Ireland’s International Festival of Photography & Image Culture.
PhotoIreland Festival
Started: 1 July 2010.
What: PhotoIreland Festival: vibrant, friendly, all-inclusive: a festival for all to enjoy.
When: Every year, for the month of July.
Where: Various locations around Dublin, Ireland.
Why: Celebrates Ireland’s photographic talents – oftentimes only recognised abroad – as well as bringing international practitioners and artists to Ireland. The festival highlights, promotes and elevates Photography in Ireland – conferring on it the importance it duly deserves.
Critically reinventing its format every year, PhotoIreland Festival continues to be the ideal testing ground for artists and curators where to create new Photographic work, and for Irish audiences to gain a broader understanding of the discipline.
The festival has a deep interest in supporting emerging artists, and does so successfully with ambitious exhibitions, creatively developing a well-defined artistic vision within the limitations of small budgets, always collaborating with international guest curators.
Conceived in 2008, and celebrating its first edition in 2010, PhotoIreland Festival is Ireland’s international festival of Photography and Image Culture.

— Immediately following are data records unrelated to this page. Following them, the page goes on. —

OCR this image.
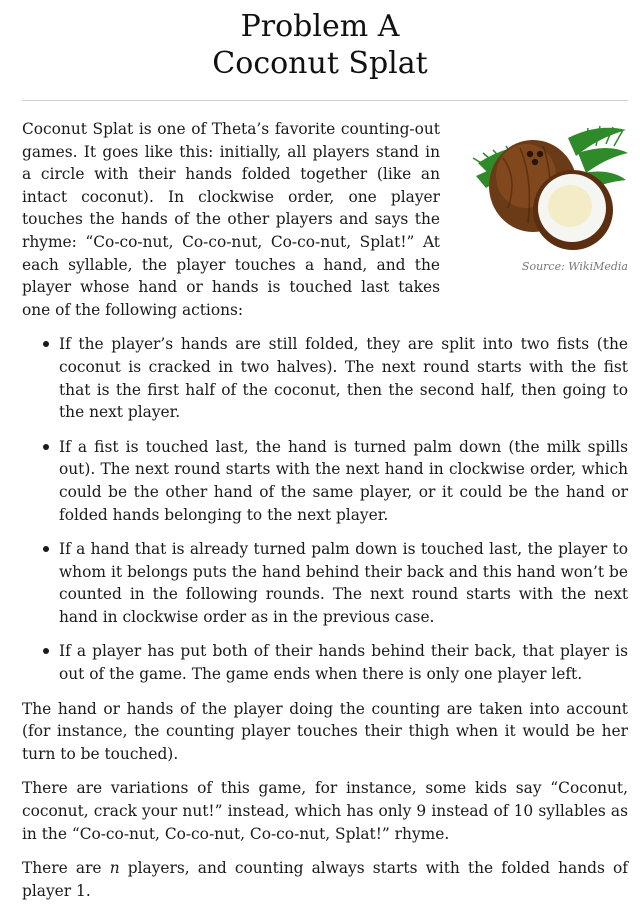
Problem A
Coconut Splat
Source: WikiMedia

Coconut Splat is one of Theta’s favorite counting-out games. It goes like this: initially, all players stand in a circle with their hands folded together (like an intact coconut). In clockwise order, one player touches the hands of the other players and says the rhyme: “Co-co-nut, Co-co-nut, Co-co-nut, Splat!” At each syllable, the player touches a hand, and the player whose hand or hands is touched last takes one of the following actions:

If the player’s hands are still folded, they are split into two fists (the coconut is cracked in two halves). The next round starts with the fist that is the first half of the coconut, then the second half, then going to the next player.
If a fist is touched last, the hand is turned palm down (the milk spills out). The next round starts with the next hand in clockwise order, which could be the other hand of the same player, or it could be the hand or folded hands belonging to the next player.
If a hand that is already turned palm down is touched last, the player to whom it belongs puts the hand behind their back and this hand won’t be counted in the following rounds. The next round starts with the next hand in clockwise order as in the previous case.
If a player has put both of their hands behind their back, that player is out of the game. The game ends when there is only one player left.

The hand or hands of the player doing the counting are taken into account (for instance, the counting player touches their thigh when it would be her turn to be touched).

There are variations of this game, for instance, some kids say “Coconut, coconut, crack your nut!” instead, which has only 9 instead of 10 syllables as in the “Co-co-nut, Co-co-nut, Co-co-nut, Splat!” rhyme.

There are n players, and counting always starts with the folded hands of player 1.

It celebrates Ireland’s photographic talents, presents international practitioners and artists in Ireland, creates new avenues for cultural exchange and cooperation, and promotes a critical engagement with Photography in Ireland.
A project of PhotoIreland, the festival receives support from the Arts Council of Ireland, Dublin City Council and other local and international organisations to run the PhotoIreland Festival every year.

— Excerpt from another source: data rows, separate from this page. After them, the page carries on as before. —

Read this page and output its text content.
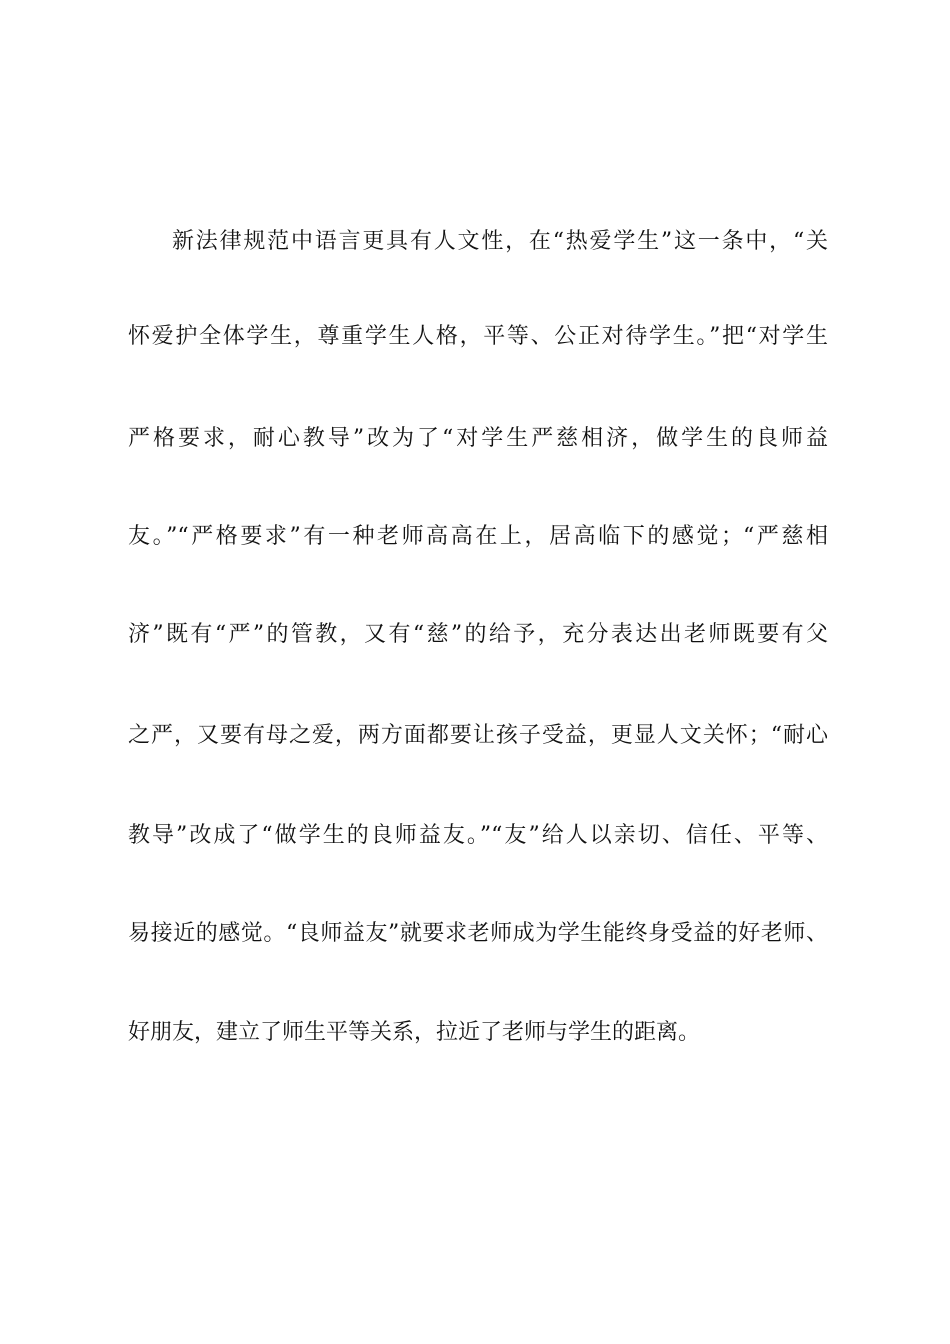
新法律规范中语言更具有人文性，在“热爱学生”这一条中，“关
怀爱护全体学生，尊重学生人格，平等、公正对待学生。”把“对学生
严格要求，耐心教导”改为了“对学生严慈相济，做学生的良师益
友。”“严格要求”有一种老师高高在上，居高临下的感觉；“严慈相
济”既有“严”的管教，又有“慈”的给予，充分表达出老师既要有父
之严，又要有母之爱，两方面都要让孩子受益，更显人文关怀；“耐心
教导”改成了“做学生的良师益友。”“友”给人以亲切、信任、平等、
易接近的感觉。“良师益友”就要求老师成为学生能终身受益的好老师、
好朋友，建立了师生平等关系，拉近了老师与学生的距离。
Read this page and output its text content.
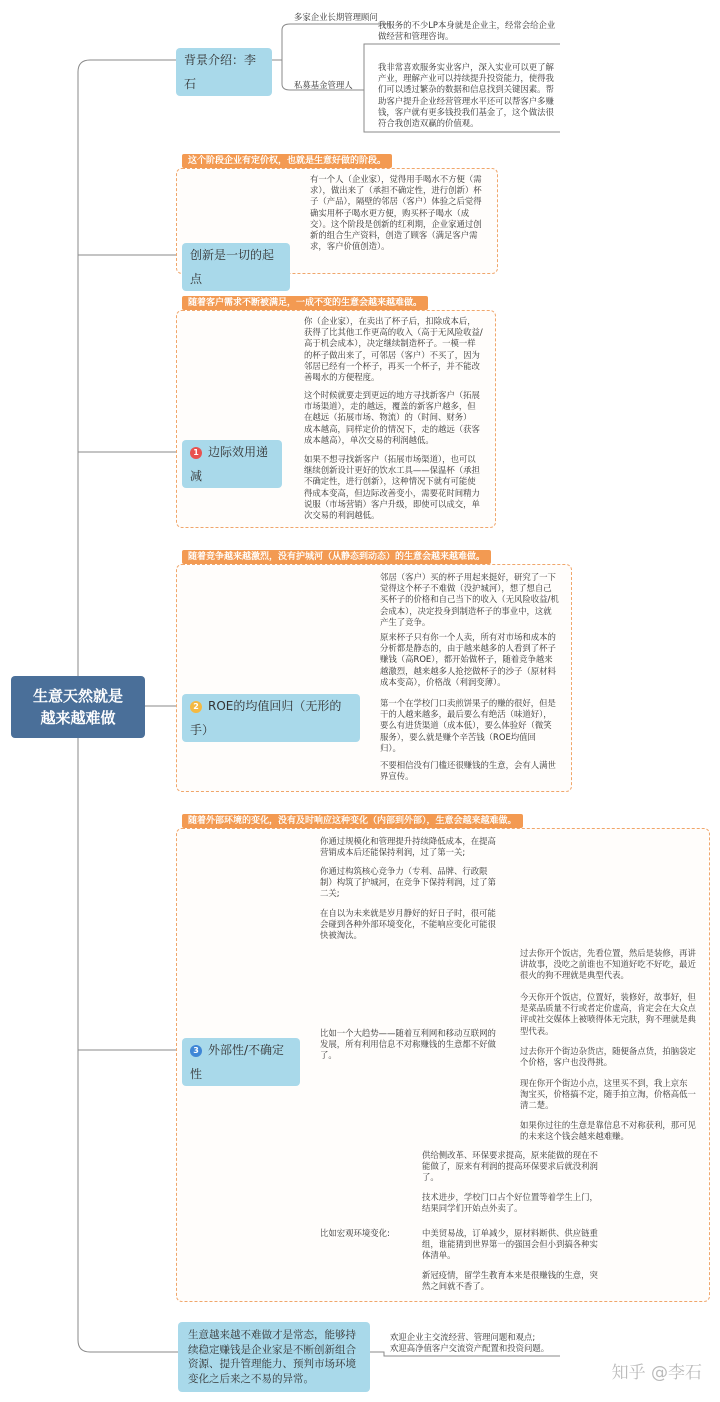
生意天然就是
越来越难做
背景介绍：李石
多家企业长期管理顾问
我服务的不少LP本身就是企业主，经常会给企业
做经营和管理咨询。
私募基金管理人
我非常喜欢服务实业客户，深入实业可以更了解
产业，理解产业可以持续提升投资能力，使得我
们可以透过繁杂的数据和信息找到关键因素。帮
助客户提升企业经营管理水平还可以帮客户多赚
钱，客户就有更多钱投我们基金了，这个做法很
符合我创造双赢的价值观。
这个阶段企业有定价权，也就是生意好做的阶段。
创新是一切的起点
有一个人（企业家），觉得用手喝水不方便（需
求），做出来了（承担不确定性，进行创新）杯
子（产品），隔壁的邻居（客户）体验之后觉得
确实用杯子喝水更方便，购买杯子喝水（成
交）。这个阶段是创新的红利期，企业家通过创
新的组合生产资料，创造了顾客（满足客户需
求，客户价值创造）。
随着客户需求不断被满足，一成不变的生意会越来越难做。
1 边际效用递减
你（企业家），在卖出了杯子后，扣除成本后，
获得了比其他工作更高的收入（高于无风险收益/
高于机会成本），决定继续制造杯子。一模一样
的杯子做出来了，可邻居（客户）不买了，因为
邻居已经有一个杯子，再买一个杯子，并不能改
善喝水的方便程度。
这个时候就要走到更远的地方寻找新客户（拓展
市场渠道），走的越远，覆盖的新客户越多，但
在越远（拓展市场、物流）的（时间、财务）
成本越高，同样定价的情况下，走的越远（获客
成本越高），单次交易的利润越低。
如果不想寻找新客户（拓展市场渠道），也可以
继续创新设计更好的饮水工具——保温杯（承担
不确定性，进行创新），这种情况下就有可能使
得成本变高，但边际改善变小，需要花时间精力
说服（市场营销）客户升级，即使可以成交，单
次交易的利润越低。
随着竞争越来越激烈，没有护城河（从静态到动态）的生意会越来越难做。
2 ROE的均值回归（无形的手）
邻居（客户）买的杯子用起来挺好，研究了一下
觉得这个杯子不难做（没护城河），想了想自己
买杯子的价格和自己当下的收入（无风险收益/机
会成本），决定投身到制造杯子的事业中，这就
产生了竞争。
原来杯子只有你一个人卖，所有对市场和成本的
分析都是静态的，由于越来越多的人看到了杯子
赚钱（高ROE），都开始做杯子，随着竞争越来
越激烈，越来越多人抢挖做杯子的沙子（原材料
成本变高），价格战（利润变薄）。
第一个在学校门口卖煎饼果子的赚的很好，但是
干的人越来越多，最后要么有绝活（味道好），
要么有进货渠道（成本低），要么体验好（微笑
服务），要么就是赚个辛苦钱（ROE均值回
归）。
不要相信没有门槛还很赚钱的生意，会有人满世
界宣传。
随着外部环境的变化，没有及时响应这种变化（内部到外部），生意会越来越难做。
3 外部性/不确定性
你通过规模化和管理提升持续降低成本，在提高
营销成本后还能保持利润，过了第一关;
你通过构筑核心竞争力（专利、品牌、行政限
制）构筑了护城河，在竞争下保持利润，过了第
二关;
在自以为未来就是岁月静好的好日子时，很可能
会碰到各种外部环境变化，不能响应变化可能很
快被淘汰。
比如一个大趋势——随着互利网和移动互联网的
发展，所有利用信息不对称赚钱的生意都不好做
了。
过去你开个饭店，先看位置，然后是装修，再讲
讲故事，没吃之前谁也不知道好吃不好吃，最近
很火的狗不理就是典型代表。
今天你开个饭店，位置好，装修好，故事好，但
是菜品质量不行或者定价虚高，肯定会在大众点
评或社交媒体上被喷得体无完肤，狗不理就是典
型代表。
过去你开个街边杂货店，随便备点货，拍脑袋定
个价格，客户也没得挑。
现在你开个街边小点，这里买不到，我上京东
淘宝买，价格搞不定，随手拍立淘，价格高低一
清二楚。
如果你过往的生意是靠信息不对称获利，那可见
的未来这个钱会越来越难赚。
比如宏观环境变化:
供给侧改革、环保要求提高，原来能做的现在不
能做了，原来有利润的提高环保要求后就没利润
了。
技术进步，学校门口占个好位置等着学生上门，
结果同学们开始点外卖了。
中美贸易战，订单减少，原材料断供、供应链重
组，谁能猜到世界第一的强国会但小到搞各种实
体清单。
新冠疫情，留学生教育本来是很赚钱的生意，突
然之间就不香了。
生意越来越不难做才是常态，能够持续稳定赚钱是企业家是不断创新组合资源、提升管理能力、预判市场环境变化之后来之不易的异常。
欢迎企业主交流经营、管理问题和观点;
欢迎高净值客户交流资产配置和投资问题。
知乎 @李石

The festival works with a growing international network of partners to multiply the impact of its programme. Co-funded by the Creative Europe Programme, projects like Flaneur – New Urban Narratives, Futures Photography, Parallel Platform, have presented rich opportunities for exchange and promoted local artists internationally.
PhotoIreland Festival has evolved over time thanks to its openness, honesty, and critical vision, developing new structures that have become essential elements of the PhotoIreland portfolio, such as the Critical Academy, New Irish Works, The Library Project, and more recently, the Museum of Contemporary Photography of Ireland.